Вечерами он пропадал во Дворце культуры. Возвращался оттуда поздно, торопливо и как-то виновато прятал скрипку под стол и, лежа на койке с открытыми глазами, что-то шептал, должно быть, сочинял стихи. Мы неосторожно стали подтрунивать над ним, и тогда он перекинулся в компанию Фургонова и Болотина, подолгу засиживался в их комнате. Что влекло его к ним, пока трудно было понять.
Санька считался лучшим игроком в волейбол. Быстрый, напористый, пружинисто подскакивая, он красиво принимал мячи, точно пасовал, негромко предупреждая:
— Дима, Никита, Леночка, даю…
Мяч взвивался над сеткой, натянутой между двумя соснами. Команда наша была непобедимой. Перейдя к Фургонову, Санька сделался нашим противником, и Чугунов, неизменный и справедливый судья наших соревнований, сделал вывод:
— Плохи ваши дела, ребята… побьют вас.
Резкие срывы и внезапные перемены в настроении друга не на шутку тревожили нас: надо было что-то предпринимать, выяснять, выручать, а мы не могли догадаться, что с ним происходит.

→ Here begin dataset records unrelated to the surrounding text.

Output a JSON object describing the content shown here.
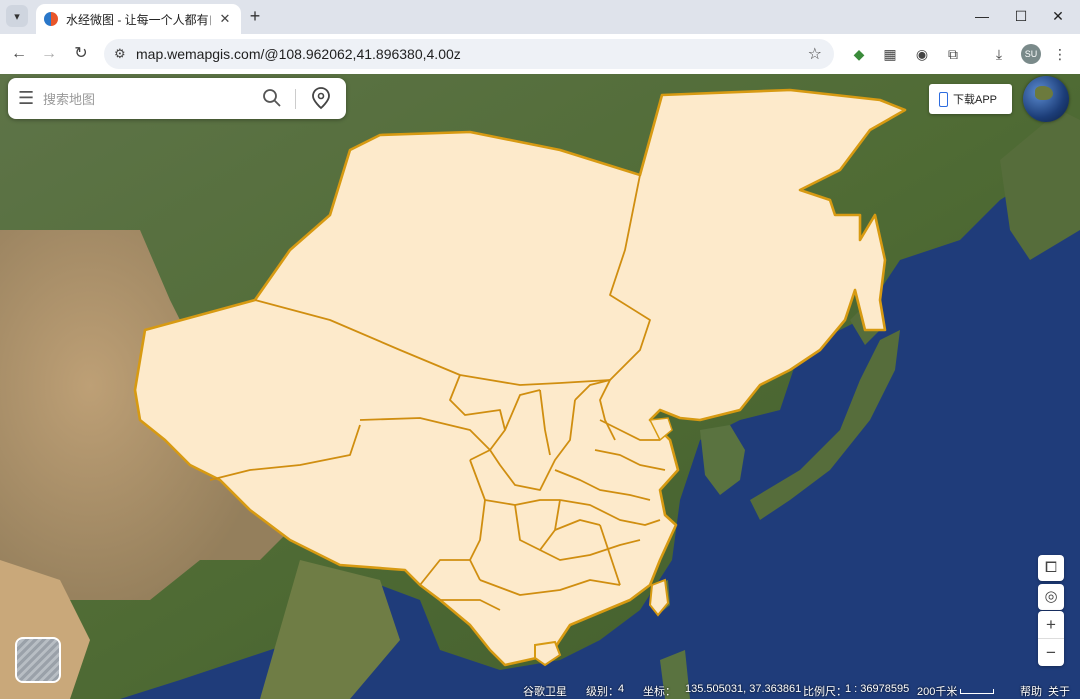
{
  "browser": {
    "tab_title": "水经微图 - 让每一个人都有自己",
    "url": "map.wemapgis.com/@108.962062,41.896380,4.00z",
    "avatar_initials": "SU"
  },
  "map": {
    "search_placeholder": "搜索地图",
    "download_app_label": "下载APP",
    "status": {
      "basemap": "谷歌卫星",
      "level_label": "级别：",
      "level_value": "4",
      "coord_label": "坐标：",
      "coord_value": "135.505031, 37.363861",
      "scale_label": "比例尺：",
      "scale_value": "1 : 36978595",
      "scale_bar": "200千米",
      "help": "帮助",
      "about": "关于"
    },
    "colors": {
      "region_fill": "#fdeacb",
      "region_border": "#d79a12",
      "ocean": "#1f3c7a",
      "land": "#4f6b34"
    }
  }
}
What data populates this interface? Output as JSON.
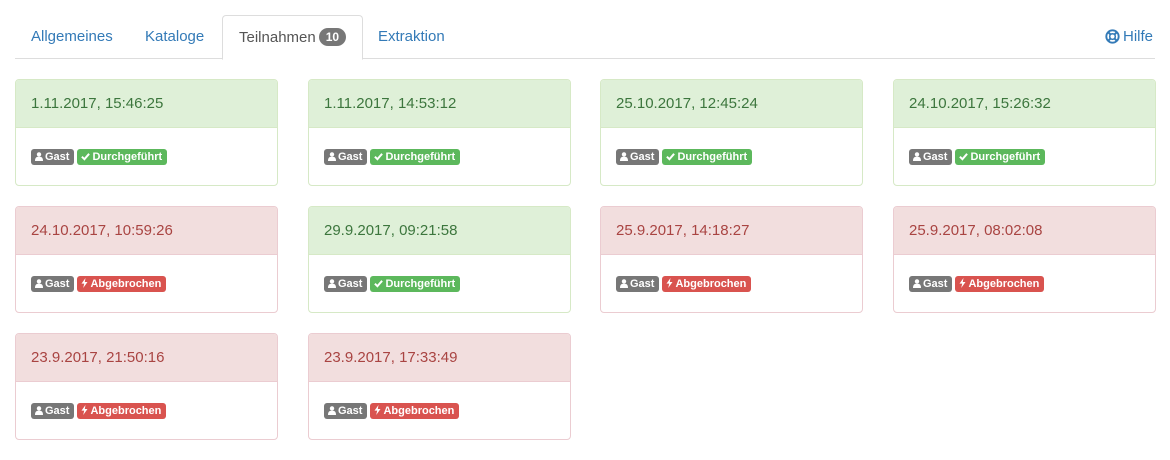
{
  "tabs": [
    {
      "label": "Allgemeines",
      "active": false
    },
    {
      "label": "Kataloge",
      "active": false
    },
    {
      "label": "Teilnahmen",
      "active": true,
      "count": "10"
    },
    {
      "label": "Extraktion",
      "active": false
    }
  ],
  "help": {
    "label": "Hilfe",
    "icon": "lifebuoy-icon"
  },
  "badges": {
    "guest": "Gast",
    "done": "Durchgeführt",
    "abort": "Abgebrochen"
  },
  "colors": {
    "link": "#337ab7",
    "success_bg": "#dff0d8",
    "success_text": "#3c763d",
    "danger_bg": "#f2dede",
    "danger_text": "#a94442",
    "label_success": "#5cb85c",
    "label_danger": "#d9534f",
    "label_default": "#777777"
  },
  "participations": [
    {
      "timestamp": "1.11.2017, 15:46:25",
      "status": "done"
    },
    {
      "timestamp": "1.11.2017, 14:53:12",
      "status": "done"
    },
    {
      "timestamp": "25.10.2017, 12:45:24",
      "status": "done"
    },
    {
      "timestamp": "24.10.2017, 15:26:32",
      "status": "done"
    },
    {
      "timestamp": "24.10.2017, 10:59:26",
      "status": "abort"
    },
    {
      "timestamp": "29.9.2017, 09:21:58",
      "status": "done"
    },
    {
      "timestamp": "25.9.2017, 14:18:27",
      "status": "abort"
    },
    {
      "timestamp": "25.9.2017, 08:02:08",
      "status": "abort"
    },
    {
      "timestamp": "23.9.2017, 21:50:16",
      "status": "abort"
    },
    {
      "timestamp": "23.9.2017, 17:33:49",
      "status": "abort"
    }
  ]
}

Однажды среди ясного дня налетел дождь. Прекратив игру, мы сбились под навесом крыльца. Светило солнце, и крупные горошины капель, сверкая, падали из облака на яркие лучи, как бы секли, дырявили их; и казалось, что день звенит серебром.
Пугливо озираясь, Санька некоторое время прислушивался к шуму дождя, потом спрыгнул с крыльца и побрел в сторону Волги, вобрав голову в плечи и туго прижав локти к бокам.

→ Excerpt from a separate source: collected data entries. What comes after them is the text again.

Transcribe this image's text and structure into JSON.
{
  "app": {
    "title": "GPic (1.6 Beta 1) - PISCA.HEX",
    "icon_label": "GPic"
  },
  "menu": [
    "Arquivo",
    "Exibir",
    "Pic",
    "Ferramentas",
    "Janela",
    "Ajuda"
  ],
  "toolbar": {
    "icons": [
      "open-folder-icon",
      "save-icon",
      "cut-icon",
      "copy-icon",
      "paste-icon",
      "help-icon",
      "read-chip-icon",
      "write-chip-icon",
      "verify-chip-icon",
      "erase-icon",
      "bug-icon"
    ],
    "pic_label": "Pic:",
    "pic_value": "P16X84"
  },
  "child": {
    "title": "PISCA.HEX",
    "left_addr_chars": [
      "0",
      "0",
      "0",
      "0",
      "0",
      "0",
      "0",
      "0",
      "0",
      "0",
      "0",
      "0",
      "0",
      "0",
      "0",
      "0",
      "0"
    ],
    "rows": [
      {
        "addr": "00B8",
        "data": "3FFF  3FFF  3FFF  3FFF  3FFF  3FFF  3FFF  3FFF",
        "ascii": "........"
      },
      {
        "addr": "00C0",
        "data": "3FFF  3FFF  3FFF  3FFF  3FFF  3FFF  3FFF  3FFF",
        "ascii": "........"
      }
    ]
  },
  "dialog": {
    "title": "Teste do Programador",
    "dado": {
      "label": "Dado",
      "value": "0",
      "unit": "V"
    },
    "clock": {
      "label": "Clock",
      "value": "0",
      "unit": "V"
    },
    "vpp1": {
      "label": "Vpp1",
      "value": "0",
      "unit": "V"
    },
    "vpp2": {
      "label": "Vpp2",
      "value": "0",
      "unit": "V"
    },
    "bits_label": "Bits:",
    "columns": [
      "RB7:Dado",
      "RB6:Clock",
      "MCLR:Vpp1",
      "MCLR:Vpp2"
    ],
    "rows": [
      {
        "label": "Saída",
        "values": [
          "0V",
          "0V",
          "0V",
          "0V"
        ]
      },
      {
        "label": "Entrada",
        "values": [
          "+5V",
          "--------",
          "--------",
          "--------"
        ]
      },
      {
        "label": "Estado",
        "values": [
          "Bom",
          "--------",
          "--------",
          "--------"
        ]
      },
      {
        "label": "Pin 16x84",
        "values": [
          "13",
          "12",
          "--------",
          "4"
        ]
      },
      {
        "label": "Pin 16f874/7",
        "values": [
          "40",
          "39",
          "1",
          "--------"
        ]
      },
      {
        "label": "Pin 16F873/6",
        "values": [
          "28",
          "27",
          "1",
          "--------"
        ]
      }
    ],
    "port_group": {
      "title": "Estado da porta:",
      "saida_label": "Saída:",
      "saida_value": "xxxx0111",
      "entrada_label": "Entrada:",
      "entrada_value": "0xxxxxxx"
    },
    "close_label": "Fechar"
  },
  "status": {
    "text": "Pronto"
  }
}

Облако расплывалось, все вокруг посерело, дождь не переставал, и нам втроем пришлось отправиться на поиски товарища.
Подобрав колени под подбородок, промокший, Санька сидел под елкой на берегу и смотрел на Волгу. Высокие холмы за рекой как бы дымились, косматились в облачных клочьях, в полосах дождя. На воде то и дело возникали круги и уносились течением.
— Ты чего тут сидишь? — спросил Никита с беспокойной усмешкой.
Санька поежился и, чуть заикаясь, заговорил, показывая на реку:
— Течет, течет — и конца нет, вся в завитках… Смотрите, завитки крутятся и тонко-тонко посвистывают, вроде сусликов в поле. И берег, смотрите, как живой, крадется, двигается куда-то…
— После расскажешь, — прервал его Никита, присев на корточки. — Вставай, пойдем домой.
— Видишь, кожа, как на ощипанном гусаке, — недовольно проворчал Иван, который стоял поодаль.
Санька послушно поднялся, вздрогнул и виновато улыбнулся. Всю дорогу он не проронил ни слова. Взбежав по лестнице в комнату, не снимая мокрой рубашки, он наскоро вытер полотенцем лицо, шею и руки, вынул скрипку и, сощурившись, стал осторожно водить смычком по струнам, часто останавливаясь и прислушиваясь к звукам. Веки вздрагивали, брови сталкивались на переносье и разлетались, с мокрых волос изредка падали на пол капли. Никита сделал нам знак, и мы оставили его одного, отложив разговор до вечера.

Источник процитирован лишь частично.